Тут в глазах у Виктора Алексеевича потемнело, и ощутил он вокруг себя какую-то сырость и затхлость. Попробовал пошевелиться – никак. Глазами поморгал – и видит ясные звезды сквозь гроб полусгнивший свой. С грехом пополам выбрался он наружу все-таки и уселся среди покосившихся крестов. Начал себя оглядывать-ощупывать, и не узнает – не Виктор Алексеевич вовсе, а грязный скелет в тряпье истлевшем.
Не по себе стало Виктору Алексеевичу. Только призадумался он, как слышит – какой-то пьянчужка навеселе идет, сигарету покуривает, и что-то под нос мурлычет. До боли курить захотелось Тугову. Подходит он к пьянчужке этому, за плечо его осторожно трогает и вежливо просит угостить его сигаретой. Пьянчужка оборачивается, смотрит на Виктора Алексеевича, а потом, завопив истошно, во всю от него прыть несется. Испугался и Тугов, тоже завопил и припустил за пьянчугой. У того же только пятки сверкают. Выбежали с кладбища, пронеслись по какой-то тихой улице, и тут пьянчуга заскочил в подъезд, дверь захлопнул, и начал изнутри ее тяжелыми предметами заваливать. Совсем не по себе бедному Виктору Алексеевичу сделалось. Стал он в дверь колошматить и не своим голосом визжать, чтобы его переночевать пустили. Тут дверь отворилась, и здоровенный детина как даст киркой по черепу бедному Тугову – тот даже зажмурился.
Когда Виктор Алексеевич открыл глаза, то вновь увидел себя на подоконнике. Выругался он крепко, запустил в жену башмаком и спать отправился.
Сонет
Фома Витольдович пребывал в грусти и меланхолии. Всем своим существом он ждал чуда, и чудо совершилось. Тихо, плавно и нежно, к нему на ладони опустилась крылатая женщина-змейка. Она исполняла восхитительные танцы и пела чудесные песни. Она говорила ему о любви, но ушла к другому. Фома Витольдович думал только о ней, но ее с ним не было. Он заболел тяжелой формой туберкулеза и через полгода скончался.
Никто не станет отрицать, что змея танцующая на ладони – красиво. Золотой цветок, что поет на восходе солнца – это тоже красиво. Но человеческая жизнь – симфония; и тот безумец, кто, слушая лишь скрипку, не обращает внимания на весь оркестр.
Первый блин комом
Мой сосед по лестничной площадке, имени его называть не стану, занялся черной магией. Накупил себе толстенных древних книг, раздобыл человеческий череп, облачился в монашескую рясу и часами стоял на голове.
Однажды затащил меня к себе в квартиру и говорит:
– Дождь сейчас вызывать буду, помоги мне, пожалуйста.
А сам изможденный такой, глядеть жалко – дней тридцать постился, на одной лишь воде и жил.
– Отчего не помочь, – говорю, – и жду распоряжений.
Разделся сосед донага, на полу улегся и мне на веревки показывает. Свяжи, говорит, меня покрепче.

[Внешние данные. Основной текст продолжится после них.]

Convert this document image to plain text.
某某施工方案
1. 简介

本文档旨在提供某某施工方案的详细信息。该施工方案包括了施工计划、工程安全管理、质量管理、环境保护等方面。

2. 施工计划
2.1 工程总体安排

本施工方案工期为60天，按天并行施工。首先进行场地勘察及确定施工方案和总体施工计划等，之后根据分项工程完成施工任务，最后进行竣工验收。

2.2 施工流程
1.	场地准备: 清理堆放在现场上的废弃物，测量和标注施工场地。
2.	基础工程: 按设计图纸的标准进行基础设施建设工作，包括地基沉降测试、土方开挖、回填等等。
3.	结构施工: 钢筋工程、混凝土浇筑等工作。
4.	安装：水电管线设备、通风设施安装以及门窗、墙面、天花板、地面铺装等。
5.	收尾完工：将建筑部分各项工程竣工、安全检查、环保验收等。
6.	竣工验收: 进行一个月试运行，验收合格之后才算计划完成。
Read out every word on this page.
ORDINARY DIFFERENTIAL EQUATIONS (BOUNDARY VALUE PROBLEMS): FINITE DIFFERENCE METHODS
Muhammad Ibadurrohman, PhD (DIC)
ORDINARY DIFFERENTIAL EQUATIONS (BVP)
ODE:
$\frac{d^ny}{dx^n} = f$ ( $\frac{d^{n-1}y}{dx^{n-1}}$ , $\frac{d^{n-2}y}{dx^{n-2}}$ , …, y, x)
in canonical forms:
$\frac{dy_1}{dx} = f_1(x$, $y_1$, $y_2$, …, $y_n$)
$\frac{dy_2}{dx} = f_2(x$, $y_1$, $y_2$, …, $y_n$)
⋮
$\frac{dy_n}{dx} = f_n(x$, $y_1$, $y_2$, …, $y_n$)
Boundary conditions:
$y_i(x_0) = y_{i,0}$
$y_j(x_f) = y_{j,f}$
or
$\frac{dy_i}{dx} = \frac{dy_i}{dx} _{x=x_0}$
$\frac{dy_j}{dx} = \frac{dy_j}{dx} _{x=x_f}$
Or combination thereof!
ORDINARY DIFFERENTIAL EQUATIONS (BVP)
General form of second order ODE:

Связал я его, крепче некуда, а он давай на полу извиваться, все разорвать веревки тужится и на потолок смотрит. Взглянул на потолок и я. Вижу – большое синее пятно появилось, потом известка стала комьями отваливаться, а затем вода как хлынет. Я бегом на верхний этаж – оказалось водопроводную трубу прорвало. Сосед же расслабился, улыбается. Ничего, говорит, первый блин всегда комом.
Потом насобачился здорово: два пальца ниткой обвяжет, а на улице такой дождь – куда там. Сигарету же закурит – даже молнии сверкать начинают.
Весенний этюд
Новгородский охотник Федоров изловил как-то странную тварь. Чем-то напоминала белку, но глаза были глубокие, бездонные даже. Питалась капустой. Симпатичный зверь, и нрава кроткого, но вот весной петь начинала так, что сердце захватывало. Глубокая тоска в этой нечеловеческой мелодии слышалась, тончайшие переливы. Вся жизнь, невольно, с начала и до конца вспоминалась, причем в самых красивых и нежных тонах.
Приятно бывало посидеть в лесной избушке охотника Федорова за рюмкой хорошей водки весной, когда пробуждается вся природа.
Паразит
У доброго волшебника из Могилева вырос на плече колокольчик. Пробовал сорвать – боль невероятная. Местный хирург срезал этот цветок под наркозом. Не успела ранка зажить, а из нее уже другой колокольчик прет. Похудел волшебник, осунулся. Стал питаться активнее, чтобы вес наверстать, да не в коня корм, все в колокольчик идет.
– Хоть бы польза от него была какая, – возмущался волшебник из Могилева. – А то пустоцвет поганый, да и только!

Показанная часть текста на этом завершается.